Getting into tier 4, even though that tier is there, it doesn’t mean that you have to be there. I have a little bit of money and some crypto things but a few thousand dollars. It’s nothing much it’s something I want to pay attention to. It’s not something I’m training on daily basis. It’s wanting to be intrigued, but then also not taking your eye off the main prize which is to use your best asset, whether it’s educating yourself regarding the different investments that are out there. It’s discovering ways in which you can get paid more for what you love doing.
I want to key on something you said there, and you’ve said this a few times in the past, but stagnation is death. Even if you have enough money to retire and you can do the traditional retirement, why would you? When the body stops working, it deteriorates. The mind deteriorates and your physical body doesn’t perform like it did. The traditional retirement isn’t something we seek or advocate. That’s when you reinvent yourself. Tier 4 for a lot of people is simply saying, “That’s when I shifted gears in retirement and start to explore other avenues.” That can be your passion, your focus, or your new life. It could be, “I’m going to be the crypto master. This is great.” Make that your passion in retirement and go after it. Make it your new passion and your new way to earn an income. Don’t stop working altogether.
There are hundreds, probably thousands of other opportunities that are out there around the world. You hit the nail on the head. What people dream about in their future and what retirement is, is doing meaningful things. It’s interesting where I look at work is something that can be meaningful. It doesn’t have to be something you want to stop. I believe that course can start way earlier than 60 years old or 50 years old. It can start at the beginning of your career. You may not get there for 10 to 15 years, but at least you can identify what the end result is. It’s not a stone-age type of principle, which is the retirement idea. Chad, you’ve been awesome. This has been fun. Any last words that you’d like to share before we sign off and wrap up our four-part series on the Hierarchy of Wealth?
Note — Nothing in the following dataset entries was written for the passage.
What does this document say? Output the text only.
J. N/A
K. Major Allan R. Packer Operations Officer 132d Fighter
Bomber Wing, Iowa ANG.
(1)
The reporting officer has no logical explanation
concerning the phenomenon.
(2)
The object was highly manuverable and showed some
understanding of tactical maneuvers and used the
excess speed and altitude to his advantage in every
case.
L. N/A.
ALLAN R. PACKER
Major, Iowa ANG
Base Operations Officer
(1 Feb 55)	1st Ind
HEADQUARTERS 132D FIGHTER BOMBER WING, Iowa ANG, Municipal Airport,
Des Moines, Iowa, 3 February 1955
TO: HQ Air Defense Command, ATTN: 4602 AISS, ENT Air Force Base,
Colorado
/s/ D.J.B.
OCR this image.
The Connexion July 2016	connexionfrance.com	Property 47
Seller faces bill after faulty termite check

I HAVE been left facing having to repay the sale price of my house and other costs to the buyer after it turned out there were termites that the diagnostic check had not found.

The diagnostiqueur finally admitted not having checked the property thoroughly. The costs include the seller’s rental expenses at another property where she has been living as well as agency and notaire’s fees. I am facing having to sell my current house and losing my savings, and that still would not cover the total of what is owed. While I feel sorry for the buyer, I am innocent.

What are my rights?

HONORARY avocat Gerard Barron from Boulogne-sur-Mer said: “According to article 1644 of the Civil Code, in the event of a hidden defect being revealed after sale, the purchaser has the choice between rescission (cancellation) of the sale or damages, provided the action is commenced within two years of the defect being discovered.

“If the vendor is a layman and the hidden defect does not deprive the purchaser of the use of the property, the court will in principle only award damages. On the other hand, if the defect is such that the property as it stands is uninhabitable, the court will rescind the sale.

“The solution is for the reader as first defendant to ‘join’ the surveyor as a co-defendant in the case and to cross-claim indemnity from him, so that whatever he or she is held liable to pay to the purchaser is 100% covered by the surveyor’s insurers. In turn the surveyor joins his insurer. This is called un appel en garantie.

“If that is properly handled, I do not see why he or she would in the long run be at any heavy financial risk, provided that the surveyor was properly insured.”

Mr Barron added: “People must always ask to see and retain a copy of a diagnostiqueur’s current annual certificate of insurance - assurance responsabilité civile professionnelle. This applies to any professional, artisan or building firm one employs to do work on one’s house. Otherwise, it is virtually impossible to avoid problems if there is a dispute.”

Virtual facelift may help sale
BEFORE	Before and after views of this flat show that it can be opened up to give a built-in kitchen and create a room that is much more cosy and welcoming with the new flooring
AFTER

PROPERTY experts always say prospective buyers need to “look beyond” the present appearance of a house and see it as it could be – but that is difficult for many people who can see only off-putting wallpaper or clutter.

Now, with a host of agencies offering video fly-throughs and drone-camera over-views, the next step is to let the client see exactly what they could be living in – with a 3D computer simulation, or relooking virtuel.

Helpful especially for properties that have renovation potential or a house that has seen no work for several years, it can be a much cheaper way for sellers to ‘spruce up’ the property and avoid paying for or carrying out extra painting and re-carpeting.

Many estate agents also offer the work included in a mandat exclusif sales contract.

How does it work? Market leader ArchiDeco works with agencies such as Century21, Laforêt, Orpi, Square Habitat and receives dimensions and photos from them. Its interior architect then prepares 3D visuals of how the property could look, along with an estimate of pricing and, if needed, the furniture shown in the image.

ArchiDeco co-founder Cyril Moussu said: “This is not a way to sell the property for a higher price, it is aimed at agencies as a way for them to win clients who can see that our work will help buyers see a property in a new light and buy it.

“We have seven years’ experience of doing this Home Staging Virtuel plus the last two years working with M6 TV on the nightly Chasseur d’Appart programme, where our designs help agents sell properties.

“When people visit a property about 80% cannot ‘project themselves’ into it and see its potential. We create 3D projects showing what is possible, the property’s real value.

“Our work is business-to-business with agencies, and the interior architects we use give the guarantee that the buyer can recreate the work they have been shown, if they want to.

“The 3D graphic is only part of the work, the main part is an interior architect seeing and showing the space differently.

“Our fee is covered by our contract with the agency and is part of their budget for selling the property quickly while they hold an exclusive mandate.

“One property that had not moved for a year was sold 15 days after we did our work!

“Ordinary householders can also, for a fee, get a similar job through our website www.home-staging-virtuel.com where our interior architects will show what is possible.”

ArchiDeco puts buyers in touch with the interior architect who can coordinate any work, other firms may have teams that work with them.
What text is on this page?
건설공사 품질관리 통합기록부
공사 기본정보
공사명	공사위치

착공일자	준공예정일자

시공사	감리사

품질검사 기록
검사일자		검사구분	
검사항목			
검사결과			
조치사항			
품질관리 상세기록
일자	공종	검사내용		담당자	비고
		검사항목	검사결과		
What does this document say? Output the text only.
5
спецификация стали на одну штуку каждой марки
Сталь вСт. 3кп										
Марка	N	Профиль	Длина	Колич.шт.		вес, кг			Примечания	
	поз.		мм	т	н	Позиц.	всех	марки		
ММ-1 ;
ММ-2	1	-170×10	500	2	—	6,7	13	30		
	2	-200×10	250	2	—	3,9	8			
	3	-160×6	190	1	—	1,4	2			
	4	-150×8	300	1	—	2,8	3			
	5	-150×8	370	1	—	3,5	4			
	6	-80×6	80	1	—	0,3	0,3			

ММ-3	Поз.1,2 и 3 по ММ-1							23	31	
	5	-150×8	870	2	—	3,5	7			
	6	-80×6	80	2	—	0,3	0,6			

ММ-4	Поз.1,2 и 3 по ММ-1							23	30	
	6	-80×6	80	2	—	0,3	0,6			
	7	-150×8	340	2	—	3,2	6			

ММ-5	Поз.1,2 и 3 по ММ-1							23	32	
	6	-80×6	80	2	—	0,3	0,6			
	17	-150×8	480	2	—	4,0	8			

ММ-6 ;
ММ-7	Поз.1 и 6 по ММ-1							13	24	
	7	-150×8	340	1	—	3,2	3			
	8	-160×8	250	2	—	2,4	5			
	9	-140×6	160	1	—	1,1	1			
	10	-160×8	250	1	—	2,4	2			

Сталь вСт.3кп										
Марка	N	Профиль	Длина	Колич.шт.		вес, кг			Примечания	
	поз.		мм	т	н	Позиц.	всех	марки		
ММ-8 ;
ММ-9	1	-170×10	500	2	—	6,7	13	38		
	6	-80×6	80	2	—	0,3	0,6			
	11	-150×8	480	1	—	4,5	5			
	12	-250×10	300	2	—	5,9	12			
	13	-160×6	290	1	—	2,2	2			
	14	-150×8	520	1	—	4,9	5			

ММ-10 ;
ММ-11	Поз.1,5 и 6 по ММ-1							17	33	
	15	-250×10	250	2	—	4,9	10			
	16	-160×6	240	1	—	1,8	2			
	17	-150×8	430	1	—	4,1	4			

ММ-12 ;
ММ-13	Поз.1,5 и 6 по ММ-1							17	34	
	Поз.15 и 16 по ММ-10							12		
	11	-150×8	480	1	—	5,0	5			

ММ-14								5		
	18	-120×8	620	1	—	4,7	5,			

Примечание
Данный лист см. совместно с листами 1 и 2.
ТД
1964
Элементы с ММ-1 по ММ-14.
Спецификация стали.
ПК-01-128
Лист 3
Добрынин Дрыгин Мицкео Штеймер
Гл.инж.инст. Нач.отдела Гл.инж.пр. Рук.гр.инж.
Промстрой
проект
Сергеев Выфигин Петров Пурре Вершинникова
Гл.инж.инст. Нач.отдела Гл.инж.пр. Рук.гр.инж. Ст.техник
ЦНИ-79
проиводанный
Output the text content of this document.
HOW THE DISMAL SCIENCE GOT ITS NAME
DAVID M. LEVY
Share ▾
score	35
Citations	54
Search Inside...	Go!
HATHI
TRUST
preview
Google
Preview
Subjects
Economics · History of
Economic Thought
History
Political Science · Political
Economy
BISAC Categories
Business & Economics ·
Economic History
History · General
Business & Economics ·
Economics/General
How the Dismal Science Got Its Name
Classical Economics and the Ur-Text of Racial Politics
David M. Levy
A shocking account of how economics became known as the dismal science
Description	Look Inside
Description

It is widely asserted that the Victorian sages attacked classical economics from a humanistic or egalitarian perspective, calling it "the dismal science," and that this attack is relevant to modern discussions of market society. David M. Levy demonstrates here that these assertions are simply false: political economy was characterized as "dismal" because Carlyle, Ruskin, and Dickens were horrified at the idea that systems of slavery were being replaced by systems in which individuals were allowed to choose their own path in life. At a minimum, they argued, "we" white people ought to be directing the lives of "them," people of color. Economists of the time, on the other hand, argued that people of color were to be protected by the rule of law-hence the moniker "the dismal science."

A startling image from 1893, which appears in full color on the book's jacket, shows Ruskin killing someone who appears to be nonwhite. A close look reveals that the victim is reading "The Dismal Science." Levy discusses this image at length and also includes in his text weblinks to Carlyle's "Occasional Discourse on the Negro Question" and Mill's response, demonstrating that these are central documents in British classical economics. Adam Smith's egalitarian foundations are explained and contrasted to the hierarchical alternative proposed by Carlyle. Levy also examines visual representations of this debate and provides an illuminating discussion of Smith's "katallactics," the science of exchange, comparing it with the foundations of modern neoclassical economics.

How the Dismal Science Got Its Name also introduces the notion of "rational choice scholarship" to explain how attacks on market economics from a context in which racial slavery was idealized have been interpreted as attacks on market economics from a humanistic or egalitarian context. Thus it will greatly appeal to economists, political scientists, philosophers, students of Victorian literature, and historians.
I’d say study that a Hierarchy of Wealth chart. Take a look at the assets that are listed there. Wrap your brain around each piece and what you can do with each one. Rather than saying, “Check the box.” Try to be intentional about what you’re doing, try to think how you would do certain things, and what might intrigue you. Make a little list of goals of what you want to accomplish and then let us help you. We’re here as wealth strategists. We’re not here to help you set up a policy and kick you to the curb. You can call us, email us, text us any time, and we’re happy to help you out, even if it’s just to run a quick idea by us. That’s exactly what we’re here for. Lean on us. With all of us working here, we’ve got hundreds or maybe even thousands of years of experience. We’ve got plenty of experience so you don’t have to do it alone.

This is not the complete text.